Recommandation du comité
Recommandation du comité
- 311. Au vu des conclusions intérimaires qui précèdent, le comité invite le Conseil d'administration à approuver les recommandations suivantes:
- a) Etant donné que les recherches dans chacun des cas de meurtre de syndicalistes sur lesquels il avait demandé des informations n'ont pu aboutir, le comité ne peut que rappeler qu'un mouvement syndical réellement libre et indépendant ne peut se développer que dans le respect des droits fondamentaux de l'homme.
- b) Le comité prie le gouvernement de lui adresser copie des jugements qui seront rendus à la fin des poursuites pénales menées contre les personnes accusées des meurtres de MM. Antojado et Balaud, poursuites dont la conclusion, espère-t-il, ne saurait plus tarder.
- c) Il prie également le gouvernement de lui communiquer de plus amples renseignements sur les enquêtes visant le meurtre de M. O. Bantayan, et notamment s'il y a eu inculpation ou arrestation de suspects et si des poursuites pénales ont été engagées devant les tribunaux civils.

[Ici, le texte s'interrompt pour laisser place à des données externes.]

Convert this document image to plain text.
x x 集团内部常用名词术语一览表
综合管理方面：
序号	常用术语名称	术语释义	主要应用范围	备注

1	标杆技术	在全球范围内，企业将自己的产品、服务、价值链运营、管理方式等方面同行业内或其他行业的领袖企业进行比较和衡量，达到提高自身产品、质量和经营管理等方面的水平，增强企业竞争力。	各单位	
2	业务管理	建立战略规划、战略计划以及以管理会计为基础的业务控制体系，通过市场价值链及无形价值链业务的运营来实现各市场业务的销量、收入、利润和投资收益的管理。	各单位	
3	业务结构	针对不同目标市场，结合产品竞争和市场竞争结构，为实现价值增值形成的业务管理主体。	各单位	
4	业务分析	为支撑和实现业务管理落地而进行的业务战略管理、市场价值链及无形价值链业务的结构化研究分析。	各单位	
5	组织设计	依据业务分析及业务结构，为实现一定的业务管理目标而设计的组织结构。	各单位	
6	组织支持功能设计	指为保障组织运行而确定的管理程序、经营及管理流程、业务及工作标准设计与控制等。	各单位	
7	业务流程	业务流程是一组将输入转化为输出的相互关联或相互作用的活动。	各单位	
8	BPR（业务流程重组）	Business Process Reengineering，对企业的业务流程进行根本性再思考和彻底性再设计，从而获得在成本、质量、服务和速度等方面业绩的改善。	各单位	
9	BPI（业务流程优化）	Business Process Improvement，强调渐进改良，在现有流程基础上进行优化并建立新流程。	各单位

- d) Constatant que les conseils pour la paix et l'ordre ne semblent pas maîtriser les activités antisyndicales, le comité prie le gouvernement de lui communiquer de plus amples informations sur les rôles respectifs et les rapports mutuels des diverses organisations de surveillance à l'oeuvre aux Philippines (y compris le Sous-comité interinstitutions sur les groupes d'autodéfense de citoyens) qui pourraient aider aux recherches sur les violations alléguées des droits syndicaux.